Quando acreditamos que a preocupação é positiva

A preocupação é uma estratégia disfuncional de enfrentamento que se baseia na emoção. Ela não apenas falha em resolver os problemas, mas também limita as soluções realistas. Neste artigo, vamos analisar o porquê de nos preocuparmos.
Quando acreditamos que a preocupação é positiva
Alicia Escaño Hidalgo

Escrito e verificado por a psicóloga Alicia Escaño Hidalgo.

Última atualização: 18 maio, 2023

A preocupação faz parte do nosso dia a dia por conta do ritmo frenético com que levamos nossas vidas. Internamente, sentimos uma necessidade imperativa de “dar conta de tudo”. E mais: temos que fazer isso de modo perfeito.
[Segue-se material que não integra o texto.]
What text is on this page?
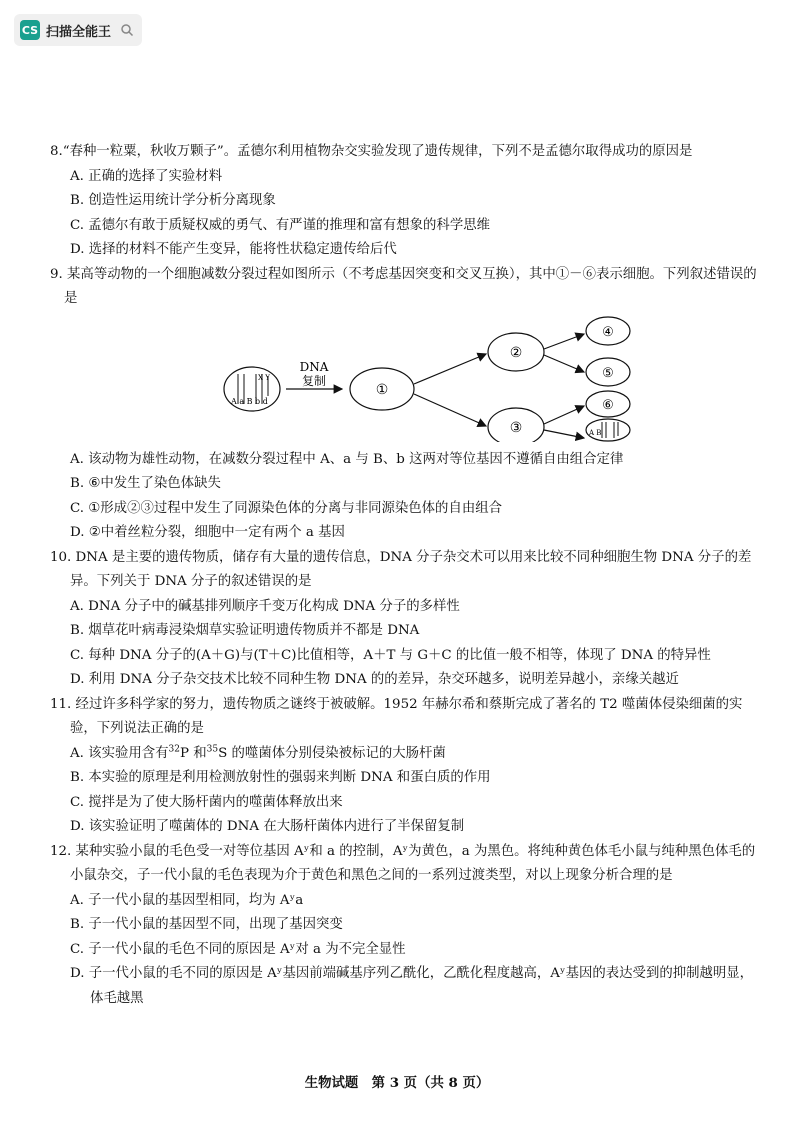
CS 扫描全能王

8.“春种一粒粟，秋收万颗子”。孟德尔利用植物杂交实验发现了遗传规律，下列不是孟德尔取得成功的原因是

A. 正确的选择了实验材料

B. 创造性运用统计学分析分离现象

C. 孟德尔有敢于质疑权威的勇气、有严谨的推理和富有想象的科学思维

D. 选择的材料不能产生变异，能将性状稳定遗传给后代

9. 某高等动物的一个细胞减数分裂过程如图所示（不考虑基因突变和交叉互换），其中①－⑥表示细胞。下列叙述错误的是

A a B b d
X Y
DNA
复制
①
②
③
④
⑤
⑥
A B

A. 该动物为雄性动物，在减数分裂过程中 A、a 与 B、b 这两对等位基因不遵循自由组合定律

B. ⑥中发生了染色体缺失

C. ①形成②③过程中发生了同源染色体的分离与非同源染色体的自由组合

D. ②中着丝粒分裂，细胞中一定有两个 a 基因

10. DNA 是主要的遗传物质，储存有大量的遗传信息，DNA 分子杂交术可以用来比较不同种细胞生物 DNA 分子的差异。下列关于 DNA 分子的叙述错误的是

A. DNA 分子中的碱基排列顺序千变万化构成 DNA 分子的多样性

B. 烟草花叶病毒浸染烟草实验证明遗传物质并不都是 DNA

C. 每种 DNA 分子的(A＋G)与(T＋C)比值相等，A＋T 与 G＋C 的比值一般不相等，体现了 DNA 的特异性

D. 利用 DNA 分子杂交技术比较不同种生物 DNA 的的差异，杂交环越多，说明差异越小，亲缘关越近

11. 经过许多科学家的努力，遗传物质之谜终于被破解。1952 年赫尔希和蔡斯完成了著名的 T2 噬菌体侵染细菌的实验，下列说法正确的是

A. 该实验用含有$^{32}$P 和$^{35}$S 的噬菌体分别侵染被标记的大肠杆菌

B. 本实验的原理是利用检测放射性的强弱来判断 DNA 和蛋白质的作用

C. 搅拌是为了使大肠杆菌内的噬菌体释放出来

D. 该实验证明了噬菌体的 DNA 在大肠杆菌体内进行了半保留复制

12. 某种实验小鼠的毛色受一对等位基因 Aʸ和 a 的控制，Aʸ为黄色，a 为黑色。将纯种黄色体毛小鼠与纯种黑色体毛的小鼠杂交，子一代小鼠的毛色表现为介于黄色和黑色之间的一系列过渡类型，对以上现象分析合理的是

A. 子一代小鼠的基因型相同，均为 Aʸa

B. 子一代小鼠的基因型不同，出现了基因突变

C. 子一代小鼠的毛色不同的原因是 Aʸ对 a 为不完全显性

D. 子一代小鼠的毛不同的原因是 Aʸ基因前端碱基序列乙酰化，乙酰化程度越高，Aʸ基因的表达受到的抑制越明显，体毛越黑

生物试题　第 3 页（共 8 页）
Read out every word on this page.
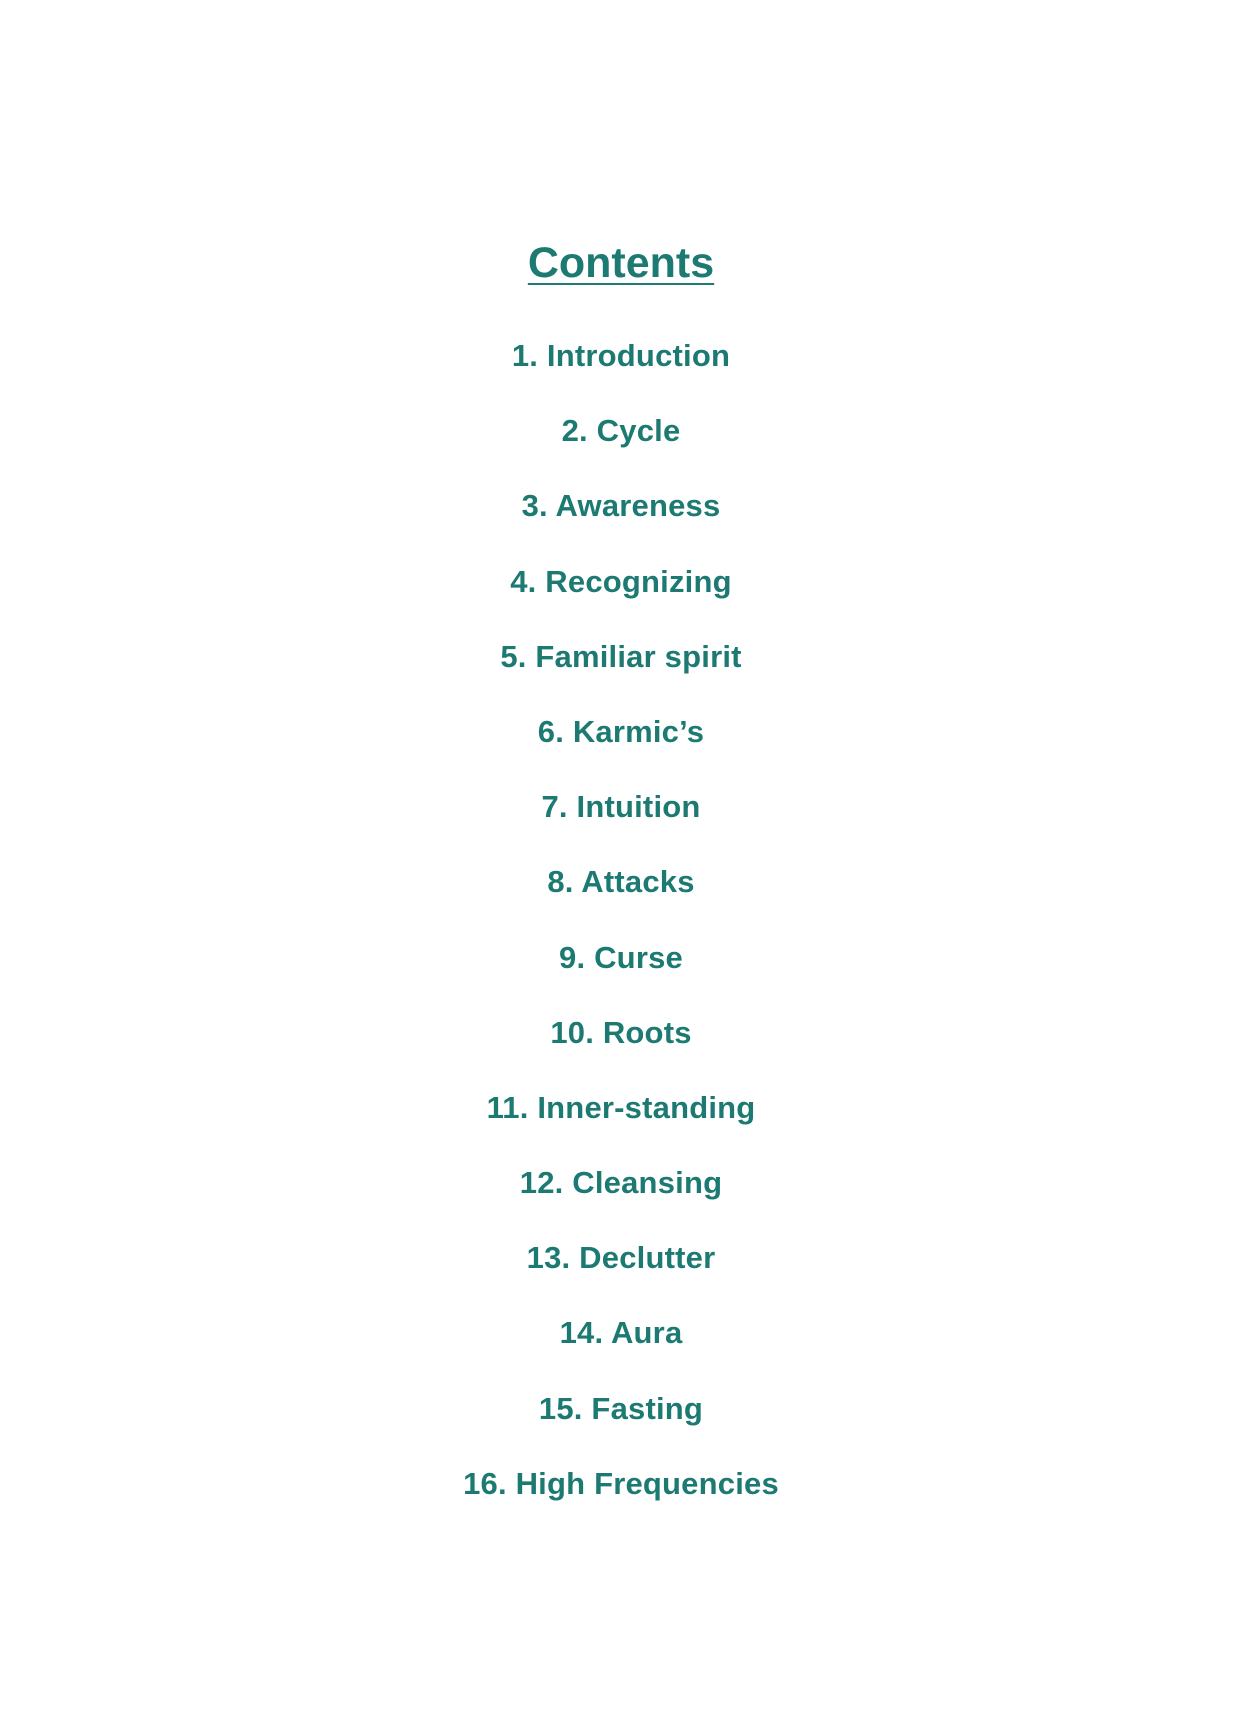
Contents
1. Introduction
2. Cycle
3. Awareness
4. Recognizing
5. Familiar spirit
6. Karmic’s
7. Intuition
8. Attacks
9. Curse
10. Roots
11. Inner-standing
12. Cleansing
13. Declutter
14. Aura
15. Fasting
16. High Frequencies
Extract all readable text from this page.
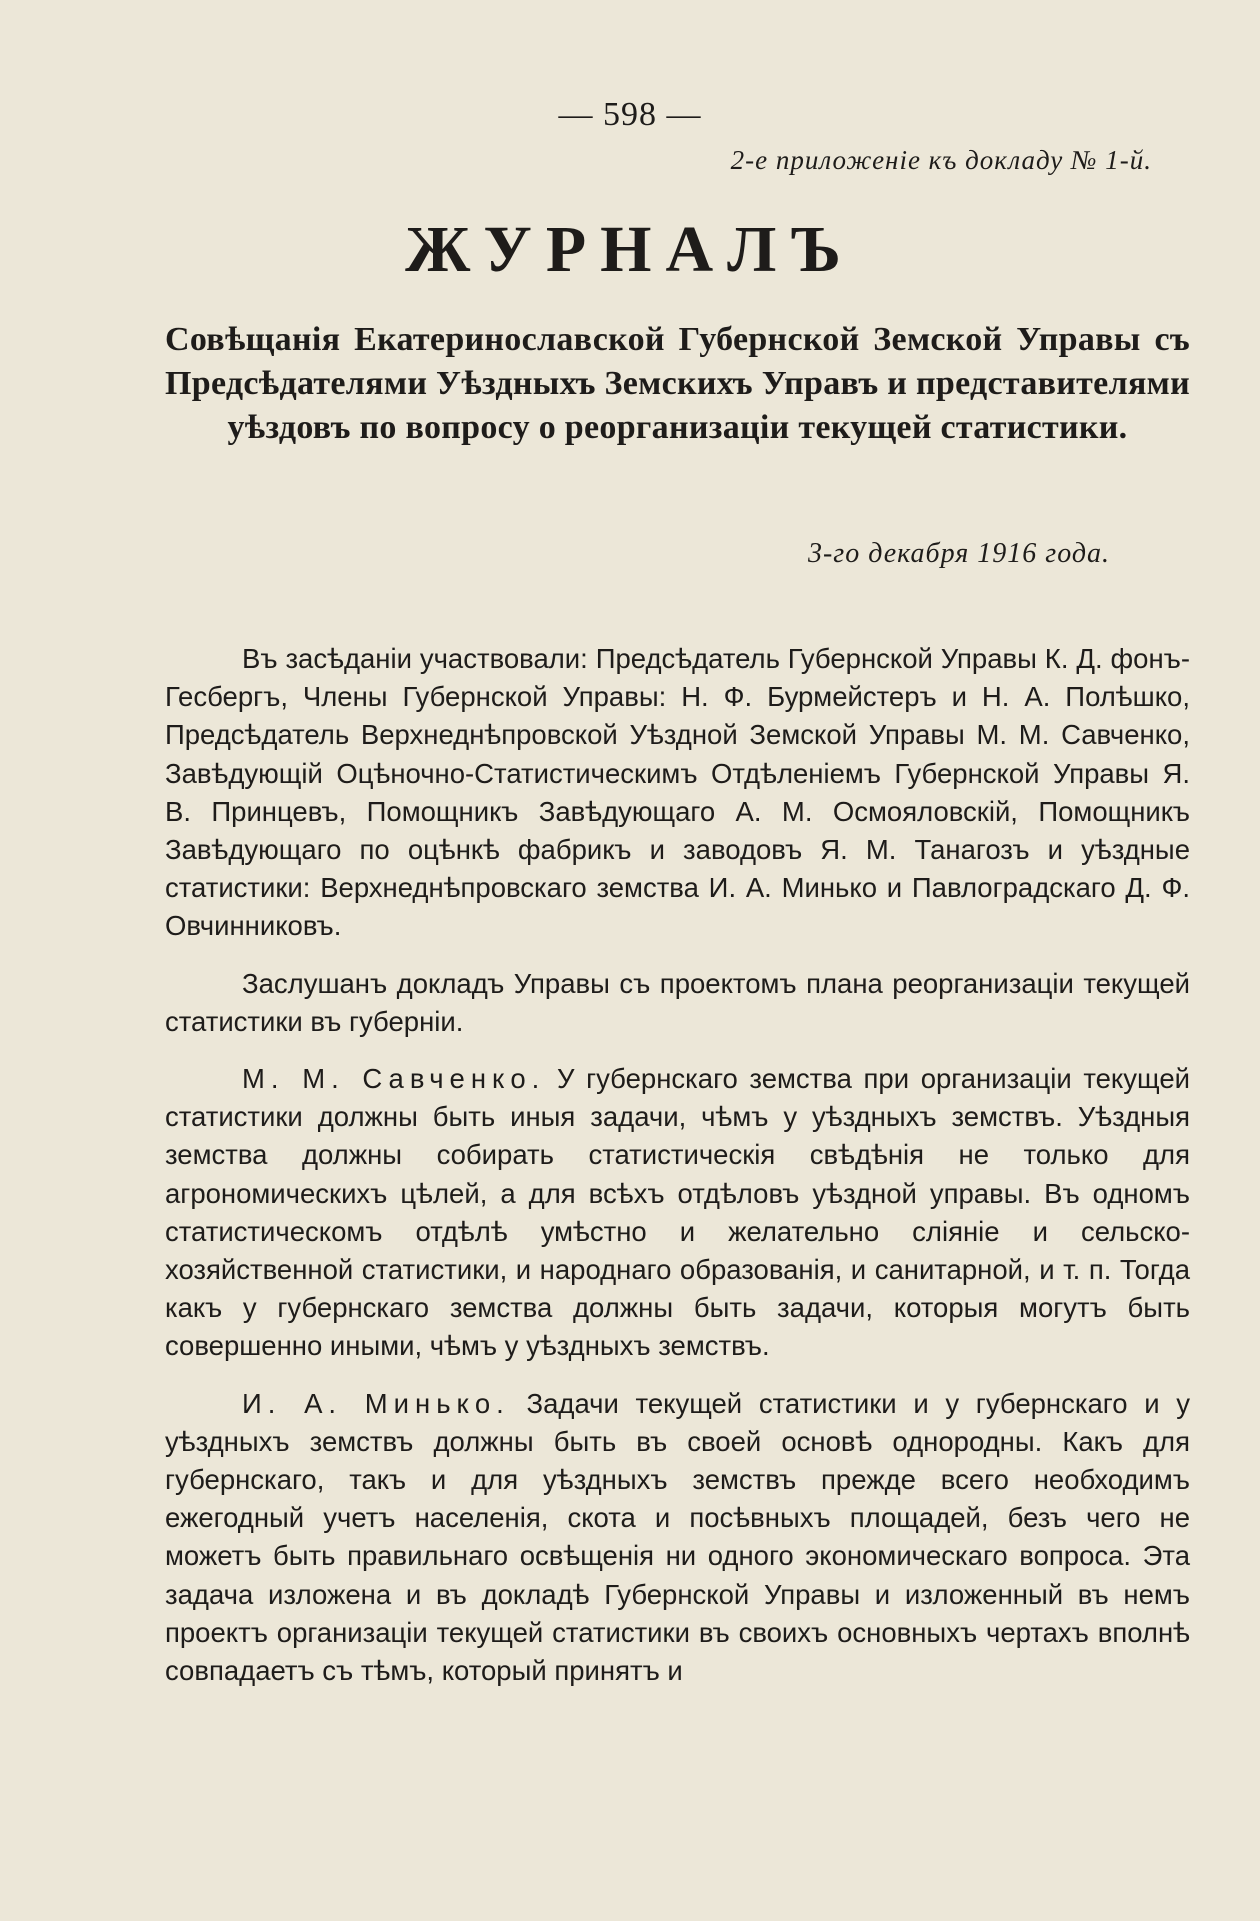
— 598 —
2-е приложеніе къ докладу № 1-й.
ЖУРНАЛЪ
Совѣщанія Екатеринославской Губернской Земской Управы съ Предсѣдателями Уѣздныхъ Земскихъ Управъ и представителями уѣздовъ по вопросу о реорганизаціи текущей статистики.
3-го декабря 1916 года.

Въ засѣданіи участвовали: Предсѣдатель Губернской Управы К. Д. фонъ-Гесбергъ, Члены Губернской Управы: Н. Ф. Бурмейстеръ и Н. А. Полѣшко, Предсѣдатель Верхнеднѣпровской Уѣздной Земской Управы М. М. Савченко, Завѣдующій Оцѣночно-Статистическимъ Отдѣленіемъ Губернской Управы Я. В. Принцевъ, Помощникъ Завѣдующаго А. М. Осмояловскій, Помощникъ Завѣдующаго по оцѣнкѣ фабрикъ и заводовъ Я. М. Танагозъ и уѣздные статистики: Верхнеднѣпровскаго земства И. А. Минько и Павлоградскаго Д. Ф. Овчинниковъ.

Заслушанъ докладъ Управы съ проектомъ плана реорганизаціи текущей статистики въ губерніи.

М. М. Савченко. У губернскаго земства при организаціи текущей статистики должны быть иныя задачи, чѣмъ у уѣздныхъ земствъ. Уѣздныя земства должны собирать статистическія свѣдѣнія не только для агрономическихъ цѣлей, а для всѣхъ отдѣловъ уѣздной управы. Въ одномъ статистическомъ отдѣлѣ умѣстно и желательно сліяніе и сельско-хозяйственной статистики, и народнаго образованія, и санитарной, и т. п. Тогда какъ у губернскаго земства должны быть задачи, которыя могутъ быть совершенно иными, чѣмъ у уѣздныхъ земствъ.

И. А. Минько. Задачи текущей статистики и у губернскаго и у уѣздныхъ земствъ должны быть въ своей основѣ однородны. Какъ для губернскаго, такъ и для уѣздныхъ земствъ прежде всего необходимъ ежегодный учетъ населенія, скота и посѣвныхъ площадей, безъ чего не можетъ быть правильнаго освѣщенія ни одного экономическаго вопроса. Эта задача изложена и въ докладѣ Губернской Управы и изложенный въ немъ проектъ организаціи текущей статистики въ своихъ основныхъ чертахъ вполнѣ совпадаетъ съ тѣмъ, который принятъ и
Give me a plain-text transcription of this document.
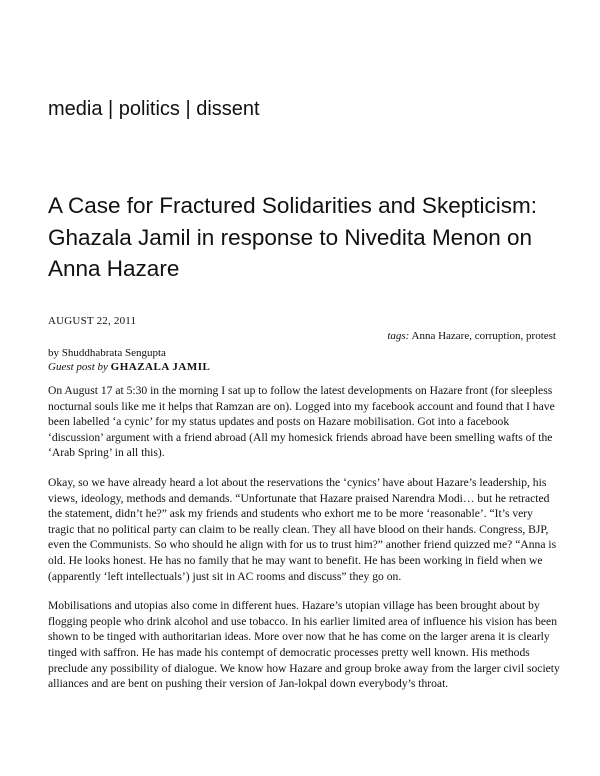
media | politics | dissent
A Case for Fractured Solidarities and Skepticism: Ghazala Jamil in response to Nivedita Menon on Anna Hazare
AUGUST 22, 2011
tags: Anna Hazare, corruption, protest
by Shuddhabrata Sengupta
Guest post by GHAZALA JAMIL

On August 17 at 5:30 in the morning I sat up to follow the latest developments on Hazare front (for sleepless nocturnal souls like me it helps that Ramzan are on). Logged into my facebook account and found that I have been labelled ‘a cynic’ for my status updates and posts on Hazare mobilisation. Got into a facebook ‘discussion’ argument with a friend abroad (All my homesick friends abroad have been smelling wafts of the ‘Arab Spring’ in all this).

Okay, so we have already heard a lot about the reservations the ‘cynics’ have about Hazare’s leadership, his views, ideology, methods and demands. “Unfortunate that Hazare praised Narendra Modi… but he retracted the statement, didn’t he?” ask my friends and students who exhort me to be more ‘reasonable’. “It’s very tragic that no political party can claim to be really clean. They all have blood on their hands. Congress, BJP, even the Communists. So who should he align with for us to trust him?” another friend quizzed me? “Anna is old. He looks honest. He has no family that he may want to benefit. He has been working in field when we (apparently ‘left intellectuals’) just sit in AC rooms and discuss” they go on.

Mobilisations and utopias also come in different hues. Hazare’s utopian village has been brought about by flogging people who drink alcohol and use tobacco. In his earlier limited area of influence his vision has been shown to be tinged with authoritarian ideas. More over now that he has come on the larger arena it is clearly tinged with saffron. He has made his contempt of democratic processes pretty well known. His methods preclude any possibility of dialogue. We know how Hazare and group broke away from the larger civil society alliances and are bent on pushing their version of Jan-lokpal down everybody’s throat.
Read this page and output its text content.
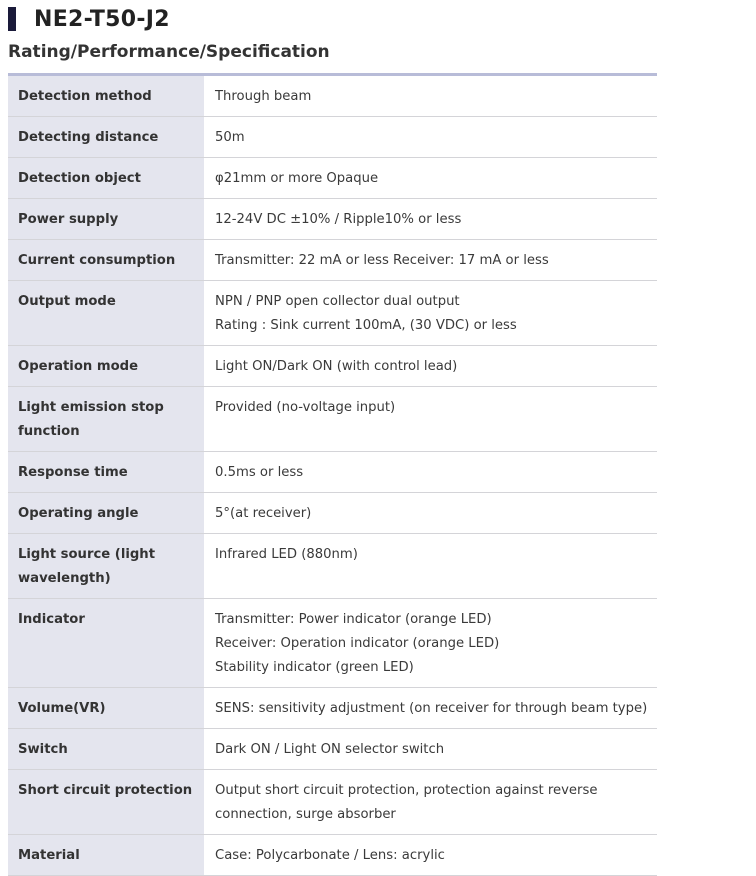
NE2-T50-J2
Rating/Performance/Specification
Detection method	Through beam

Detecting distance	50m

Detection object	φ21mm or more Opaque

Power supply	12-24V DC ±10% / Ripple10% or less

Current consumption	Transmitter: 22 mA or less Receiver: 17 mA or less

Output mode	NPN / PNP open collector dual output
Rating : Sink current 100mA, (30 VDC) or less

Operation mode	Light ON/Dark ON (with control lead)

Light emission stop function	Provided (no-voltage input)

Response time	0.5ms or less

Operating angle	5°(at receiver)

Light source (light wavelength)	Infrared LED (880nm)

Indicator	Transmitter: Power indicator (orange LED)
Receiver: Operation indicator (orange LED)
Stability indicator (green LED)

Volume(VR)	SENS: sensitivity adjustment (on receiver for through beam type)

Switch	Dark ON / Light ON selector switch

Short circuit protection	Output short circuit protection, protection against reverse connection, surge absorber

Material	Case: Polycarbonate / Lens: acrylic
Essa crença, de que temos que fingir ser super-homens e supermulheres, nos leva, inevitavelmente, a nos preocuparmos com o que acontece ao nosso redor. No cerne de nossas preocupações está o objetivo de ter tudo sob controle, como se isso fosse possível.

O fato de nos preocuparmos, que nada mais é do que uma fabricação mental, dificilmente exerce alguma influência no mundo real.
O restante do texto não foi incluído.